The title may read like a warning from a 1980s’ Norfolk sex education pamphlet, but this is a post about illegal cockfighting.
Cockfighting is a horrible sport, popularised by Foghorn Leghorn in the 1950s. If a chicken’s got an attitude, don’t partner him up with an uptight dog: there’s going to be conflict. One day, the idiots will learn.
Organised animal fighting is disgusting. There was a programme on the BBC a while ago about dog fighting, and it was truly heartbreaking. Well, I’m here to tell you the animals are fighting back. Jose Luis Ochoa, 35, was killed at an illegal cockfight in California after a cock, for the sake of the story let’s call him Stabby McStabber, stabbed him in the calf with a knife which had been attached to his leg (to make the fights more ‘entertaining’).
Hooray most cry.
But this got me thinking. Watching animals fight in the wild… is kinda cool, and thinking it’s cool is kinda acceptable.

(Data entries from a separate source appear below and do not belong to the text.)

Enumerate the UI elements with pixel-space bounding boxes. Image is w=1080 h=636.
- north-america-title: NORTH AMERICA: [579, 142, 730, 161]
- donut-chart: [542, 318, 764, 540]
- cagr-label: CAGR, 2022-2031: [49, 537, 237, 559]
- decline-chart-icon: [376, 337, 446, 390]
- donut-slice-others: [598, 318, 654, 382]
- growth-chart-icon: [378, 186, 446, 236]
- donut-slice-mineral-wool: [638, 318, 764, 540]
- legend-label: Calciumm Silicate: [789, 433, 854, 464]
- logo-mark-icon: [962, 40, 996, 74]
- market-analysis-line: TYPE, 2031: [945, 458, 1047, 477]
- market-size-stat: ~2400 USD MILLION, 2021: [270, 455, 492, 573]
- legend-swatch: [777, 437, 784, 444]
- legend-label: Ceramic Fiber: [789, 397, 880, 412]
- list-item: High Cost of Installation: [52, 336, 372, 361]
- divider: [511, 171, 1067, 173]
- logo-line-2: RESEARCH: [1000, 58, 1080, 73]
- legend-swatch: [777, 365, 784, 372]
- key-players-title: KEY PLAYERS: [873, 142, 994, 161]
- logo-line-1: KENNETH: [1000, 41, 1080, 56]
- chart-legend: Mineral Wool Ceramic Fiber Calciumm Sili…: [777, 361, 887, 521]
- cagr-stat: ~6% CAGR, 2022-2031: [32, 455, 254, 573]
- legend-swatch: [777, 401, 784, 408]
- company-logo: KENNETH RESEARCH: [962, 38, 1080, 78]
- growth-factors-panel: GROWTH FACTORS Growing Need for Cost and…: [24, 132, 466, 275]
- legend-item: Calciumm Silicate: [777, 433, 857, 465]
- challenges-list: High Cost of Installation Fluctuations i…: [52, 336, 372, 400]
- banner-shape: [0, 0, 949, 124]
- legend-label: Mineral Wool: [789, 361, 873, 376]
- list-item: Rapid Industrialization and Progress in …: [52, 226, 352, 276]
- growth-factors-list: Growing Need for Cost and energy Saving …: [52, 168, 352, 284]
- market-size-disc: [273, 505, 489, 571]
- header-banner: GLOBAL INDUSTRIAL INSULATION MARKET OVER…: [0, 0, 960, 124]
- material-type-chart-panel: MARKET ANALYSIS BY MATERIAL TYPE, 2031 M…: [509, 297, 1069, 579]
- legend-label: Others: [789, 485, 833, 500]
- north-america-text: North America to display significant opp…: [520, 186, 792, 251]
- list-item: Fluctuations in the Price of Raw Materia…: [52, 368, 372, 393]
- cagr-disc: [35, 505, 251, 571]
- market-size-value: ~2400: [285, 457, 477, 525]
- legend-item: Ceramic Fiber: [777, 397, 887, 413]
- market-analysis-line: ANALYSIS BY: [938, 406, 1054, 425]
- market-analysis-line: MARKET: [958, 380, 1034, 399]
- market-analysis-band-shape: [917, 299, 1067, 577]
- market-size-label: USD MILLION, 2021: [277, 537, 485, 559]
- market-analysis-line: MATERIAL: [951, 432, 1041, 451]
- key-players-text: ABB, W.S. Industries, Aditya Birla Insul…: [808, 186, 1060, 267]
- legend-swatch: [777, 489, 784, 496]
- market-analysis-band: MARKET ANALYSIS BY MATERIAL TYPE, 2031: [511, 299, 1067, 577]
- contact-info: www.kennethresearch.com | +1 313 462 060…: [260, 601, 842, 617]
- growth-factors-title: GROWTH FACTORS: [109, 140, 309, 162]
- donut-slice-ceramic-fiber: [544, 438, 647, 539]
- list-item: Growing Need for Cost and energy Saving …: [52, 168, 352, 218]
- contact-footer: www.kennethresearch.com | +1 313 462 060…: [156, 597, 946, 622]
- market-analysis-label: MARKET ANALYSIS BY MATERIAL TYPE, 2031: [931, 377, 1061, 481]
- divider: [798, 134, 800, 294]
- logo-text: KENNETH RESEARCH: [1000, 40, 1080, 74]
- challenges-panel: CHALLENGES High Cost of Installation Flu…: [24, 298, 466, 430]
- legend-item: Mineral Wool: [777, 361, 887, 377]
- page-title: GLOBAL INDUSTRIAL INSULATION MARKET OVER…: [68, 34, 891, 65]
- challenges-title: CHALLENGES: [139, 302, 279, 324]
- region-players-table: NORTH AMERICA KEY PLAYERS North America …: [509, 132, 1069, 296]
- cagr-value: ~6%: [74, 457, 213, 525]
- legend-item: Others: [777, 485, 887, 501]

Bet you’ve seen Battle of Kruger, and bet you thought it was amazing.
60 million views!
And watching a praying mantis fight anything is awesome. “Take that you humming bastard.”
And then I think, Jose Luis Ochoa probably had a wife and kids, and he’s probably just partaking in a “past time” (albeit a horrible one) which has been in his family for generations. Then I think about the £3.50 Morrisons chicken I ate for lunch. The poor little battery bastard probably had a much worse life than Stabby McStabber.
And then I think to myself that I’m pretty and that means I don’t have to think.